Alors que l’Union Bordeaux-Bègles est sur le point de sécuriser Louis Bielle-Biarrey jusqu’en 2029, Laurent Marti n’en aura pas terminé avec les dossiers contractuels. Plusieurs joueurs majeurs vont progressivement arriver en fin de contrat, obligeant Bordeaux à anticiper dès maintenant ses futurs choix.
Les premières échéances importantes arriveront dès 2027 avec Marko Gazzotti et Pierre Bochaton, deux joueurs d’avenir que l’UBB entend conserver.

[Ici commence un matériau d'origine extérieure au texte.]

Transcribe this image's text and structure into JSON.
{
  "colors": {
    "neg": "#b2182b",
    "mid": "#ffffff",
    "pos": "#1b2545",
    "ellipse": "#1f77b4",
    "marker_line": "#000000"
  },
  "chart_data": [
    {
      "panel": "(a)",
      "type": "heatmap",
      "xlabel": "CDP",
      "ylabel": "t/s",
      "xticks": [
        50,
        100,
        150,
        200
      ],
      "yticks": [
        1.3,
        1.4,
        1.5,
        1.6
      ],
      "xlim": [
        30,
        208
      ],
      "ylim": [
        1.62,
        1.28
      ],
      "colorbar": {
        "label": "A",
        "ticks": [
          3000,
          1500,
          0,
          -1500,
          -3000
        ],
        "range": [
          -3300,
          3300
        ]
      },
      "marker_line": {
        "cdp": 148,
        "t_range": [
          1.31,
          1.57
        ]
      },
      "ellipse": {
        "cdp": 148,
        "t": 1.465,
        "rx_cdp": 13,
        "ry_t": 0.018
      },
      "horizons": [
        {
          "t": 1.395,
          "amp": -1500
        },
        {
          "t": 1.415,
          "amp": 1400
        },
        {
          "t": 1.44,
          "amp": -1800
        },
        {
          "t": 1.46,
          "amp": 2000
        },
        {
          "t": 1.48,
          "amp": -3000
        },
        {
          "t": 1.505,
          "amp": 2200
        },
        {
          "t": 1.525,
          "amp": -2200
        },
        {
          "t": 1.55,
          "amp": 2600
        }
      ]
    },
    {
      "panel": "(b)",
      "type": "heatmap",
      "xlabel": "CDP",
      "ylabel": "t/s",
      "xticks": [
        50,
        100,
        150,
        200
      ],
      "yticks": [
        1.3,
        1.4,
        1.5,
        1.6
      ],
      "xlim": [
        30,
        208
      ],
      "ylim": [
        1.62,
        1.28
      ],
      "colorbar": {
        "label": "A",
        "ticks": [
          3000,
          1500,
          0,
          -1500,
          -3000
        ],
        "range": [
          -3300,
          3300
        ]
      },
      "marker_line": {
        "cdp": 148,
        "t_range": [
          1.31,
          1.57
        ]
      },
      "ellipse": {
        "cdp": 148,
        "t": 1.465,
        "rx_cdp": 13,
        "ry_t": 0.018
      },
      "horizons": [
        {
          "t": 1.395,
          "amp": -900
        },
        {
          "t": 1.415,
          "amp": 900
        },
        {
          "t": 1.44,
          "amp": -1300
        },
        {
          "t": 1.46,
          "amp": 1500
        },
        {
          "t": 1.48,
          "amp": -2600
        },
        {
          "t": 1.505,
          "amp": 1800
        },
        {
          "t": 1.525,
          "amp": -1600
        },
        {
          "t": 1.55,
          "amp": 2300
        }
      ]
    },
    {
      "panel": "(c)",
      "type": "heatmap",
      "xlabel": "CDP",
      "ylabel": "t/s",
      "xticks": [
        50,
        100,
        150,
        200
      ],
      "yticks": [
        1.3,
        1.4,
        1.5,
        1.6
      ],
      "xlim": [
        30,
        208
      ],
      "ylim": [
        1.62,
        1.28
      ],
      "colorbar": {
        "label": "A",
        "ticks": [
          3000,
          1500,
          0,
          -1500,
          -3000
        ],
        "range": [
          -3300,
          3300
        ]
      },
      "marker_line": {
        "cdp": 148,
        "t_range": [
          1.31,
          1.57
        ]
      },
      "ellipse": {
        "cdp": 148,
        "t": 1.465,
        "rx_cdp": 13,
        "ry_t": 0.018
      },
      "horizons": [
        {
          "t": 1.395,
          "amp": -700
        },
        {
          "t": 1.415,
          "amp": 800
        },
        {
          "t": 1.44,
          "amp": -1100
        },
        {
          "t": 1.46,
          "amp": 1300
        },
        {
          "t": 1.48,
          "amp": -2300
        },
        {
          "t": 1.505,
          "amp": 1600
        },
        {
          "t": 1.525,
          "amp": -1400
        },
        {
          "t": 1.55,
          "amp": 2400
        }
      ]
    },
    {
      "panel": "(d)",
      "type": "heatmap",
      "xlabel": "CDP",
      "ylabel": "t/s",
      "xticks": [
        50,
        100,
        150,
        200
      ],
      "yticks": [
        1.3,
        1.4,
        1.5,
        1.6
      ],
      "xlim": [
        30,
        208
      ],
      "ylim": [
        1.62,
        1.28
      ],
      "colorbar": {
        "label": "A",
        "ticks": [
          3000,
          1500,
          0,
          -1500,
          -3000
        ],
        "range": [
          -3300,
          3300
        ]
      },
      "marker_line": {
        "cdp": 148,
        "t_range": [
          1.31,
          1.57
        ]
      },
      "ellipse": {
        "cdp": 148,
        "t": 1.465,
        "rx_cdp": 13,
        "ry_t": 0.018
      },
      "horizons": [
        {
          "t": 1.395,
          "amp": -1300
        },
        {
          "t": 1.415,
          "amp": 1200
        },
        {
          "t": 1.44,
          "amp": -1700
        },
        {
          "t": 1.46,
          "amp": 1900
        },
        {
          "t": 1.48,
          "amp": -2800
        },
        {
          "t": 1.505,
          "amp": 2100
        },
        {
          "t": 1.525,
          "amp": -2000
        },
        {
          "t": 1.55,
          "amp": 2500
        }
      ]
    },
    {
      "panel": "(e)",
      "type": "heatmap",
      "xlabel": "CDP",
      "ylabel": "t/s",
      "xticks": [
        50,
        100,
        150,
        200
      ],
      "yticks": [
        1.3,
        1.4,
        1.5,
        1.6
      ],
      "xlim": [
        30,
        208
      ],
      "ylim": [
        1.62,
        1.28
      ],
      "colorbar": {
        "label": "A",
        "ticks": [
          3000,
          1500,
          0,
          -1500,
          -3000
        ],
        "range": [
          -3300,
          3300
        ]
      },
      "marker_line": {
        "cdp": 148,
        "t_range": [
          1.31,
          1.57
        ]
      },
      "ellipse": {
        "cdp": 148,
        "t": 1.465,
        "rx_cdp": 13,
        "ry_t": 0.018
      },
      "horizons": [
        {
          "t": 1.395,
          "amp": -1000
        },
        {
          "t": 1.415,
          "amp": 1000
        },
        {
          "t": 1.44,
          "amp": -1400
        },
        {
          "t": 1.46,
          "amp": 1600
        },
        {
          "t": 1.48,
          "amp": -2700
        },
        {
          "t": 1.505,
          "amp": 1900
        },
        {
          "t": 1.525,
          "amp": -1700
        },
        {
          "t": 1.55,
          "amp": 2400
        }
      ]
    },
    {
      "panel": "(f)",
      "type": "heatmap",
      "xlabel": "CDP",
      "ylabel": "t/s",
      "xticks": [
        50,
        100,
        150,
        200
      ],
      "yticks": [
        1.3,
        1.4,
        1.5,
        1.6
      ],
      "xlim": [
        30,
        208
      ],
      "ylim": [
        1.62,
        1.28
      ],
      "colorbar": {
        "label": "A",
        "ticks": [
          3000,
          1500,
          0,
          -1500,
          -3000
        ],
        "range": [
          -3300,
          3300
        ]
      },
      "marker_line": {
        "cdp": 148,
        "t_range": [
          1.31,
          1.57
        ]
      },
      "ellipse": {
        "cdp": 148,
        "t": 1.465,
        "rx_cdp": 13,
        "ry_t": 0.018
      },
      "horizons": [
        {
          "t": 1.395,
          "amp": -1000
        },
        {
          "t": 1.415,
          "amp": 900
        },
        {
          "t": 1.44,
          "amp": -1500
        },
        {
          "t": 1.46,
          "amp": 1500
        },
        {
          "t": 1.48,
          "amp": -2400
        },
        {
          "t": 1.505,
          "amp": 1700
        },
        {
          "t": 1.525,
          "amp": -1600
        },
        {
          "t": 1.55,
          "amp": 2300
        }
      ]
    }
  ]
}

Nicolas Depoortère sera ensuite concerné.
Jalibert, Penaud, Moefana et Woki à gérer
À plus long terme, Bordeaux devra surtout se pencher sur plusieurs cadres internationaux : Matthieu Jalibert, Damian Penaud, Yoram Moefana et Cameron Woki.
Des dossiers qui s’annoncent forcément coûteux dans un contexte où le Salary Cap limite les possibilités du club.
Yannick Bru estime justement que la solution passera par une meilleure formation afin de dégager les moyens nécessaires pour conserver les joueurs de classe mondiale.
Le manager bordelais résume la stratégie souhaitée.
« Pour conserver ces joueurs de classe mondiale et entrer dans la balance du salary cap, il faut que notre formation nous génère des talents avec un sentiment d’appartenance très fort et donc on est voué à conserver nos stars et former mieux nos meilleurs jeunes. C’est pourquoi on a remis à plat cette année le processus de formation du club dans sa totalité. »
L’UBB a ainsi changé les entraîneurs, préparateurs physiques et analyste vidéo de son équipe Espoirs, tout en créant un poste de manager du haut niveau jeunes, confié à Jean-Baptiste Dubié.
Pas de surenchère sans limite
Même le statut d’international ne devrait cependant pas permettre aux joueurs concernés de faire monter indéfiniment les enchères.
Le club veut conserver ses éléments majeurs, mais dans les limites imposées par son équilibre salarial.
Jefferson Poirot partage cette nécessité de construire un effectif homogène autour d’un noyau suffisamment fort présent toute l’année.
Le pilier international insiste sur cet équilibre indispensable.
« C’est important d’avoir un groupe homogène, avec un cœur de l’équipe fort, qui reste là toute l’année et qui permet après de mettre en lumière des Louis Bielle-Biarrey pour nous faire gagner des titres sur la fin de saison. On ne peut pas imaginer une équipe où il y aurait que des joueurs ‘récupérés’ à droite à gauche qui ne sont pas à un certain standing pour l’UBB et une grosse masse d’internationaux, ça ne peut pas marcher. Il y a un équilibre à trouver et c’est important de le trouver quand on voit les noms en fin de contrat chez nous. »
Après Bielle-Biarrey, le chantier contractuel de l’UBB ne fait donc que commencer, avec plusieurs internationaux majeurs qu’il faudra parvenir à conserver sans faire exploser l’équilibre financier du club.